Au lieu de lui répondre, Paul se détournait ; mais il ne cherchait point à détromper son frère.

Laissant Kirsanof dans son cabinet, il suivit le corridor qui traversait la maison ; et, arrivé devant une petite porte, il s’arrêta, parut hésiter un moment, se tira la moustache, et frappa légèrement.

— Qui est là ? dit Fénitchka ; entrez !

— C’est moi ; répondit Paul ; et il ouvrit la porte.

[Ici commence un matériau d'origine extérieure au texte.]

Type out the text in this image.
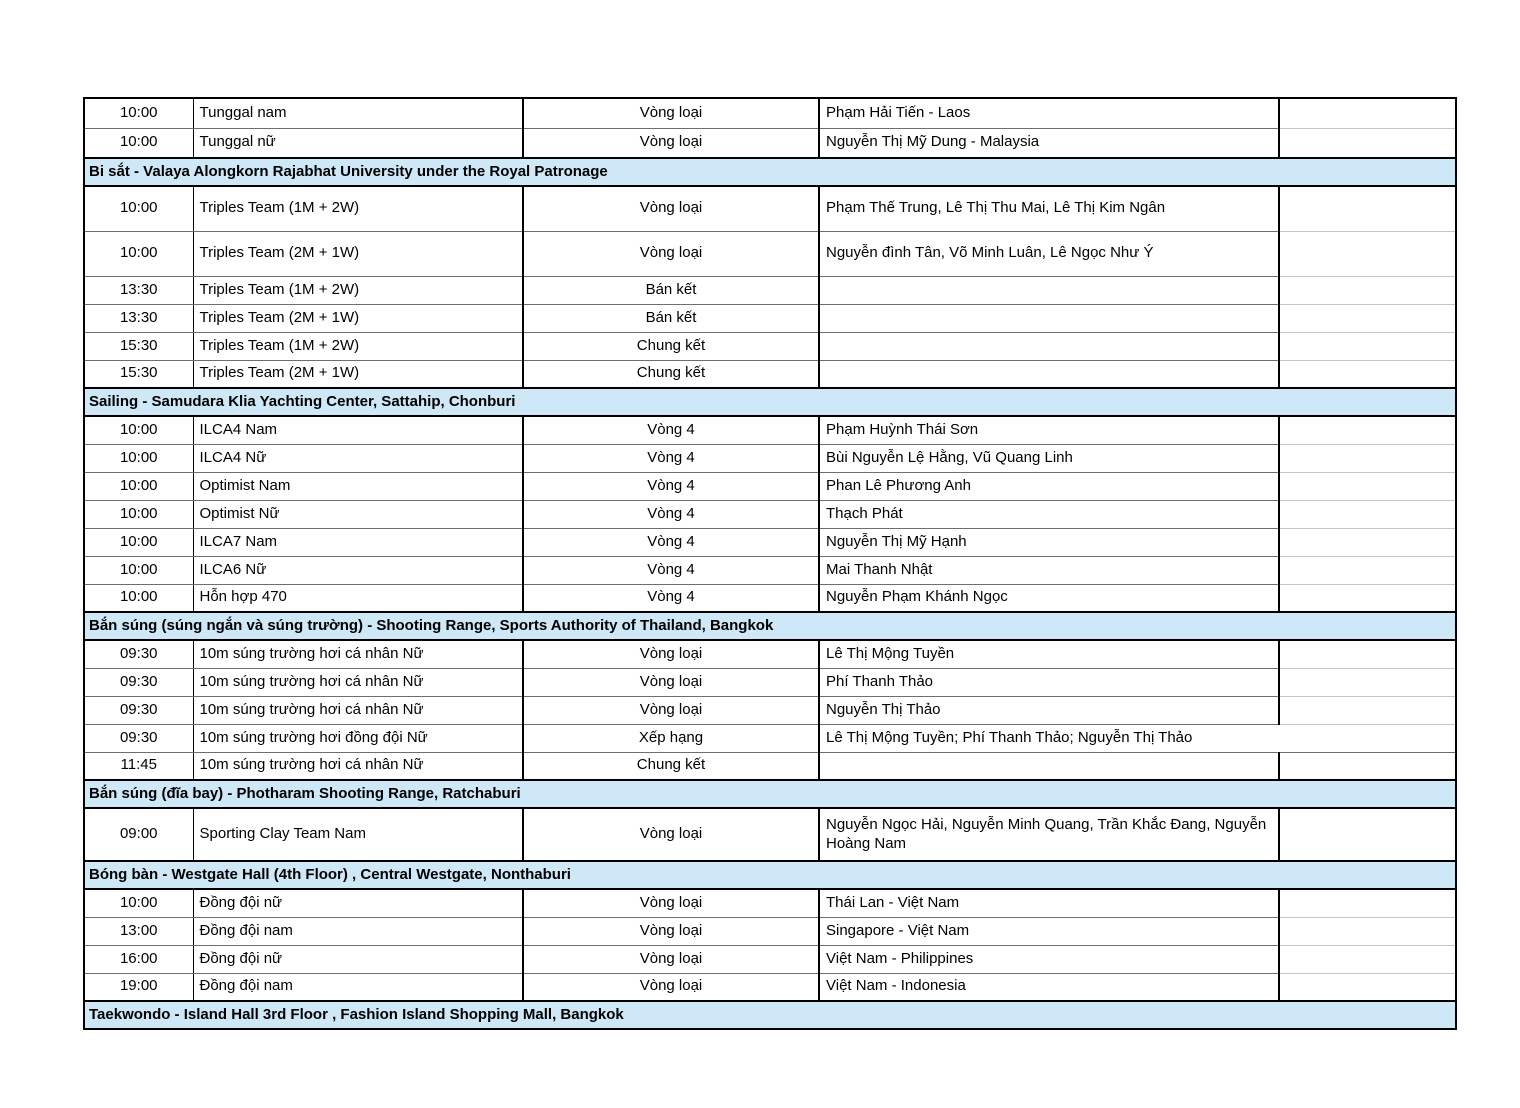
10:00	Tunggal nam	Vòng loại	Phạm Hải Tiến - Laos	
10:00	Tunggal nữ	Vòng loại	Nguyễn Thị Mỹ Dung - Malaysia	
Bi sắt - Valaya Alongkorn Rajabhat University under the Royal Patronage				
10:00	Triples Team (1M + 2W)	Vòng loại	Phạm Thế Trung, Lê Thị Thu Mai, Lê Thị Kim Ngân	
10:00	Triples Team (2M + 1W)	Vòng loại	Nguyễn đình Tân, Võ Minh Luân, Lê Ngọc Như Ý	
13:30	Triples Team (1M + 2W)	Bán kết		
13:30	Triples Team (2M + 1W)	Bán kết		
15:30	Triples Team (1M + 2W)	Chung kết		
15:30	Triples Team (2M + 1W)	Chung kết		
Sailing - Samudara Klia Yachting Center, Sattahip, Chonburi				
10:00	ILCA4 Nam	Vòng 4	Phạm Huỳnh Thái Sơn	
10:00	ILCA4 Nữ	Vòng 4	Bùi Nguyễn Lệ Hằng, Vũ Quang Linh	
10:00	Optimist Nam	Vòng 4	Phan Lê Phương Anh	
10:00	Optimist Nữ	Vòng 4	Thạch Phát	
10:00	ILCA7 Nam	Vòng 4	Nguyễn Thị Mỹ Hạnh	
10:00	ILCA6 Nữ	Vòng 4	Mai Thanh Nhật	
10:00	Hỗn hợp 470	Vòng 4	Nguyễn Phạm Khánh Ngọc	
Bắn súng (súng ngắn và súng trường) - Shooting Range, Sports Authority of Thailand, Bangkok				
09:30	10m súng trường hơi cá nhân Nữ	Vòng loại	Lê Thị Mộng Tuyền	
09:30	10m súng trường hơi cá nhân Nữ	Vòng loại	Phí Thanh Thảo	
09:30	10m súng trường hơi cá nhân Nữ	Vòng loại	Nguyễn Thị Thảo	
09:30	10m súng trường hơi đồng đội Nữ	Xếp hạng	Lê Thị Mộng Tuyền; Phí Thanh Thảo; Nguyễn Thị Thảo	
11:45	10m súng trường hơi cá nhân Nữ	Chung kết		
Bắn súng (đĩa bay) - Photharam Shooting Range, Ratchaburi				
09:00	Sporting Clay Team Nam	Vòng loại	Nguyễn Ngọc Hải, Nguyễn Minh Quang, Trần Khắc Đang, Nguyễn Hoàng Nam	
Bóng bàn - Westgate Hall (4th Floor) , Central Westgate, Nonthaburi				
10:00	Đồng đội nữ	Vòng loại	Thái Lan - Việt Nam	
13:00	Đồng đội nam	Vòng loại	Singapore - Việt Nam	
16:00	Đồng đội nữ	Vòng loại	Việt Nam - Philippines	
19:00	Đồng đội nam	Vòng loại	Việt Nam - Indonesia	
Taekwondo - Island Hall 3rd Floor , Fashion Island Shopping Mall, Bangkok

Fénitchka sauta de la chaise sur laquelle elle se tenait assise, son enfant dans les bras ; elle remit celui-ci à une femme qui l’emporta aussitôt, et arrangea précipitamment son fichu.

— Pardonnez-moi ; je vous ai dérangée, lui dit Paul sans la regarder ; je voulais simplement vous demander… Je crois que l’on envoie aujourd’hui à la ville ;… faites-moi acheter du thé vert.

— Du thé vert, répéta Fénitchka ; combien en désirez-vous ?

— Une demi-livre me suffira. Mais vous avez fait un changement ici, si je ne me trompe, ajouta-t-il en jetant autour de lui un regard rapide qui effleura aussi la figure de Fénitchka ; je parle de ces rideaux, reprit-il, voyant qu’elle ne le comprenait pas.

— Oui ; Nicolas Petrovitch a bien voulu m’en faire cadeau ; mais il y a déjà longtemps qu’ils sont placés.